「これはこれでうまい」という言い方があるだろう。
定石通りの解りやすい共通言語としてのおいしさとは離れたところにある、まあちょっとアレだけどこういうのもありっちゃありだよね、というタイプの食べ方だったり食べ物である。
あるとき私の生活圏内にはこの「これはこれでうまい」を積極的に愛している人間が複数存在することに気づいた。
様々かたちの「これはこれで」に対して意見を持ち寄り横断的に知見を広めるべくサミットを開催した、これはその記録である。

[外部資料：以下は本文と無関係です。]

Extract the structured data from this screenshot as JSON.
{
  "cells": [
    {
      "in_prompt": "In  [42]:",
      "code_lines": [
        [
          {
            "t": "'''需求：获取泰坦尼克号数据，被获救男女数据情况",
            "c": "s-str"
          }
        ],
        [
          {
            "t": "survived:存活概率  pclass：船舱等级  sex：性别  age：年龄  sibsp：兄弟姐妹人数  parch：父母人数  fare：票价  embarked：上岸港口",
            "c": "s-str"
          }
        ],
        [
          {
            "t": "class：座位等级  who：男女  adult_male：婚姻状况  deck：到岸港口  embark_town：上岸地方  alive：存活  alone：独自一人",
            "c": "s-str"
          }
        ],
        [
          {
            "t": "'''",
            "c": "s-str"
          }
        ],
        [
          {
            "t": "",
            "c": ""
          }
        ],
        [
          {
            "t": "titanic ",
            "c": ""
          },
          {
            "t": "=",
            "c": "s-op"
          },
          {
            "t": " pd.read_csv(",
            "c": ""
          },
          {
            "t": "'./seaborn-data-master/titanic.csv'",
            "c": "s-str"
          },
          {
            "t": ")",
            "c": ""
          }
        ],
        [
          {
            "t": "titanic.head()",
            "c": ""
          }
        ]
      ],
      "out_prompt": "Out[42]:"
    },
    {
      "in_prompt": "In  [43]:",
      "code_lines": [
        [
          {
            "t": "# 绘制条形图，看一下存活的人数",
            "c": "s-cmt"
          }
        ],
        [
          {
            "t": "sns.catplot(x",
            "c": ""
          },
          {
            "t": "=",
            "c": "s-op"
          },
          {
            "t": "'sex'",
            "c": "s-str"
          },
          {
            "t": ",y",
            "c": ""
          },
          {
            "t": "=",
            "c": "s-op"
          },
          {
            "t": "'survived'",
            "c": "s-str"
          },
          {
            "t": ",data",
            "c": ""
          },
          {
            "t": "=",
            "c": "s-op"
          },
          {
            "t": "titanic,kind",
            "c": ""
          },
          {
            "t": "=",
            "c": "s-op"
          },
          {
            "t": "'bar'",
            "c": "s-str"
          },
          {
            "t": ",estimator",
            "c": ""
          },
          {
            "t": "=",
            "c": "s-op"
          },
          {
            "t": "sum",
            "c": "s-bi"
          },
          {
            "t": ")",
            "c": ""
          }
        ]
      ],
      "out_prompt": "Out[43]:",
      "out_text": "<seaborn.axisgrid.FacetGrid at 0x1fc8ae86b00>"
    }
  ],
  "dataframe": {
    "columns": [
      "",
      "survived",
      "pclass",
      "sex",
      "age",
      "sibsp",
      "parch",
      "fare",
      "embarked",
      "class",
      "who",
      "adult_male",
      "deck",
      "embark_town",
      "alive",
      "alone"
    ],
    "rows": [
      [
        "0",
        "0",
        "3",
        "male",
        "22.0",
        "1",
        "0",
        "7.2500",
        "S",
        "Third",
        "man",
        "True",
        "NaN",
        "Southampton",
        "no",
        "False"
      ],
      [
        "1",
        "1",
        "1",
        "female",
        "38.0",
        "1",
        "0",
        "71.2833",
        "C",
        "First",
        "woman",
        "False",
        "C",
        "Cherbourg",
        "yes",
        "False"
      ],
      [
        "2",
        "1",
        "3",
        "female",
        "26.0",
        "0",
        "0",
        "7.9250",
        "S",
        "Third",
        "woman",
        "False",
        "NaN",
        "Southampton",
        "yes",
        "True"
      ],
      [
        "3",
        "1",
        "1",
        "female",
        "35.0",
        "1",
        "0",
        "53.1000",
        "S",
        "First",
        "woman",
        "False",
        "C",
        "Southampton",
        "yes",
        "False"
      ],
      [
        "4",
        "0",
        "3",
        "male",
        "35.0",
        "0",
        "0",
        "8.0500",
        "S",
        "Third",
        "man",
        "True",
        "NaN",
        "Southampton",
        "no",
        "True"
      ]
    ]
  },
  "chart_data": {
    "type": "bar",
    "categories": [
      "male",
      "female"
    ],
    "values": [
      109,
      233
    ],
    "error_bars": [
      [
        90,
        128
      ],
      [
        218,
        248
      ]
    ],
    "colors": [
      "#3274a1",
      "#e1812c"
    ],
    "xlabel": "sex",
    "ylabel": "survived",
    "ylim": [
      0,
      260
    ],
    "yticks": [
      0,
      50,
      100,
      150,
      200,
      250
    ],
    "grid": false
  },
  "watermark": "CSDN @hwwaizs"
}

ふやけの乙幡、湿気りの安藤、冷めの古賀そして固くする石川
集まったのは私を含め4人。それぞれがある種類の「これはこれでうまい」を愛しそれを声高に叫ぶことに抵抗を持たない者々だ。
メンバー紹介をしながらその食癖についても紹介していきたい。
よろしくお願いします
今日はこの4人がそれぞれ2品ずつ、それぞれの食癖に関するおすすめの食べ物を持って集まった。
4人は同じく「これはこれでうまい」を愛する者たちである。仲間意識を持ってお互いを認め合っていきたい。
なお悪食ともいえる食行為であり、万人に勧められるものではないことは確かである。どうかどうかどうか、その点ご了承いただきつつ寛大にごらんいただければ幸いです。
お吸い物の汁でサラダせんべいをふやかす
トップバッターはふやけの乙幡。
お吸い物は永谷園の「松茸の味お吸いもの」を使う
ふつうに作って…
サラダせんべいを投入
お麩だと思うとかなり普通だ
まさかの「ふつうにうまい」に見事な白目が撮れた
ふやけの1品目は思ったよりもまともであった。
ほかのメンバーに緊張が走る。なんだ今日は食ってるものがまともじゃなくてもいい日ではなかったのか。
次は湿気り担当、安藤のターン。
キャラメルコーンはバリエーションとして「1晩」、「2晩」を売るべき
この状態のカバンを持って会場入りした安藤
カバンに入っていたのは、封をあけた状態のキャラメルコーンだ。そしてまだふやけ食を食べている石川
写真ではわかりにくいですが、湿気てます
湿気たキャラメルコーンの「サクッ」ではない「きゅっ」という食感がおいしいというのはおおむね他メンバーにとっても理解できる範疇の主張であった。
「言ってること、わかる」という状況である。マイノリティ同志の手がつながれた瞬間だ。
続いては石川。固いグミが好きで、もともと固いハリボーをもっと固くすべく封を開けた状態で乾かすことで有名である。それ、うまいのか。食べさせてもらおう。
高反発なグミの魅力とは
グミを固くし慣れている者の発言である
こちらが今回1週間乾かして固くしたものたち
そもそもが固いグミとして有名なハリボー
本人も予想通り、かなり異端な趣味である
果汁グミも固く
「味についてはあんまり考えていませんでした」という石川。食べ物の価値にはまず味があり、そのあとしばらくしてから食感があると思っていたのだがそうではないのだ。
食感だけを過激にいつくしむという食行動にちょっとしたショックが広がった。
ざわついた会場はそのままに、続いて筆者である冷めの古賀のターンである。
冷めたピザこそがうまい
またせたな
パーティ―の残り物という幸せ
パーティ―の翌日を感じさせるこの固定感
こういう端っこがうまい
これは違うわ、と吠えだした石川
思いもよらないことであった。私がこだわっていたのは「冷めていること」ではなく「即食べること」だったのだ。言われてみれば完全にそうだ。
「冷めているもの」が本当に好きな新担当者も決定するというよどみない流れである。